Biggest achievement?

Says Peniche: “I have had the good fortune to work in various countries and environments with multiple species, and my biggest achievement so far has been to build a personal network of people and learn from them – for example, my current project depends on tapping into this network for collaboration and advice – as well as encouragement.”

Biggest threats?

“The biggest threats are over-exploitation and the unsustainability of our natural resources,” says Peniche.
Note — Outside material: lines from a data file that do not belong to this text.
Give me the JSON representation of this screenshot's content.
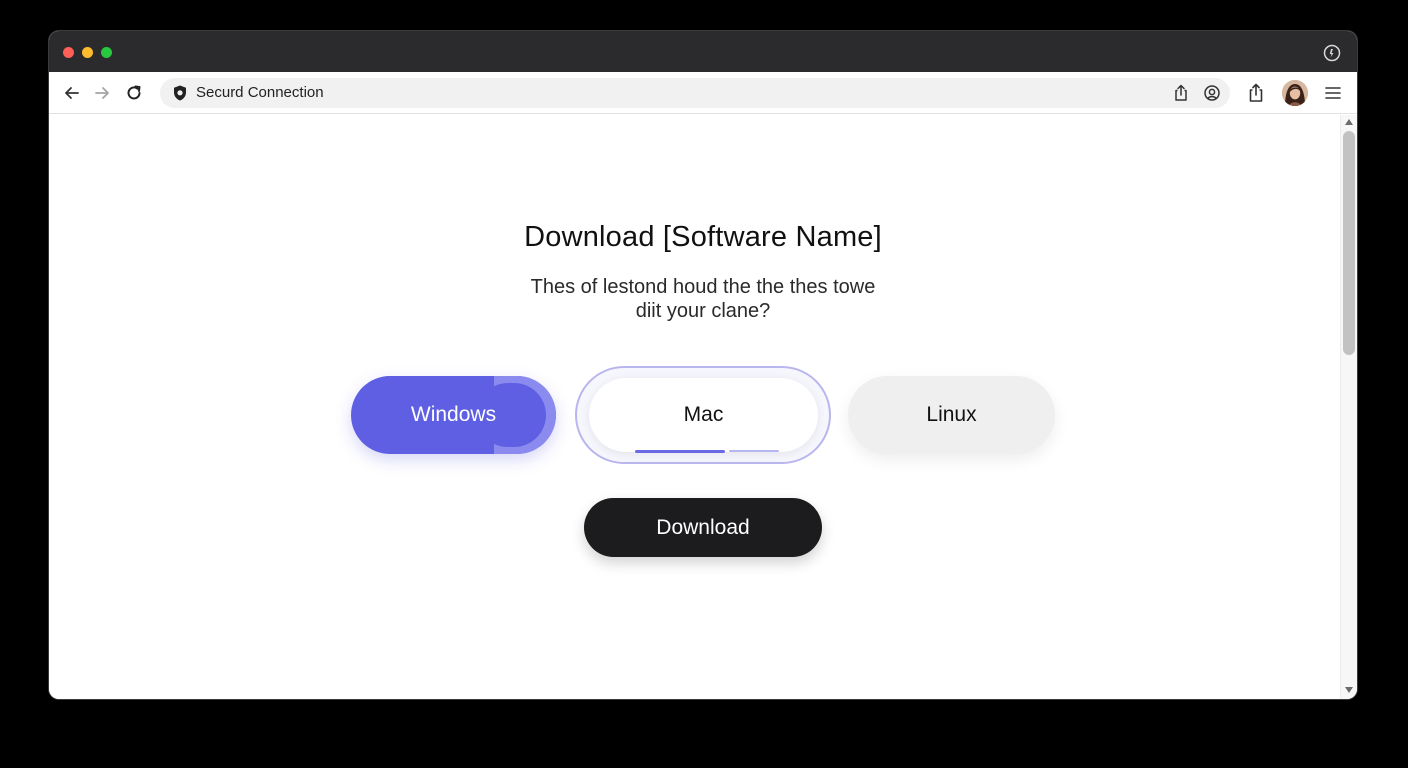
{
  "browser": {
    "address_text": "Securd Connection",
    "icons": {
      "back": "back-arrow-icon",
      "forward": "forward-arrow-icon",
      "reload": "reload-icon",
      "security": "shield-icon",
      "share": "share-icon",
      "lens": "lens-icon",
      "menu": "hamburger-menu-icon",
      "extension": "extension-icon"
    }
  },
  "page": {
    "title": "Download [Software Name]",
    "subtitle_line1": "Thes of lestond houd the the thes towe",
    "subtitle_line2": "diit your clane?",
    "os_options": [
      {
        "label": "Windows",
        "state": "highlighted"
      },
      {
        "label": "Mac",
        "state": "selected"
      },
      {
        "label": "Linux",
        "state": "default"
      }
    ],
    "download_label": "Download"
  },
  "colors": {
    "accent": "#5f5fe3",
    "download_button": "#1c1c1e",
    "titlebar": "#2b2b2d"
  }
}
In her opinion, rising populations, materialism combined with unequal distribution of resources, and a lack of understanding of environmental issues drive these threats. “As time goes by, this situation will lead to shortages of resources, even for those who can afford them.” Peniche also cites some specific examples of unsustainability, such as the loss of non-renewable tropical hardwoods, demand for strawberries even in the middle of winter, and supermarkets stocking New Zealand venison in Scotland. “If I had a magic wand, I’d give the whole planet a better education and a kinder heart,” says Peniche.

Future challenges?

10 years from now: Continued reduction of species and natural resources due to loss of habitat and rising global temperatures.

50 years from now: Conglomeration of human settlements in smaller areas due to environmental problems such as loss of water infiltration, reduced soil quality and desertification, as well as flooding and landslides, deforestation, pollution and extreme patterns of rainfall.

100 years from now: If present trends continue, ecosystem functions will collapse, and this will be most evident among the smallest, highest-density species such as detritivores and pollinators.

Endangered species?

If Peniche could save a single species from extinction, it would be an apex predator such as Blakiston’s eagle owl, partly because this would have a positive knock-on effect on other species and habitats, including mountain regions in Russia, China and Japan.

Biodiversity champions?

Peniche is also interested in how the different disciplines of science, conservation, technology and social sciences can work together to counter ecosystem damage. And her “biodiversity champions” would be the unsung heroes who volunteer their time collecting data in the field and making it available to others.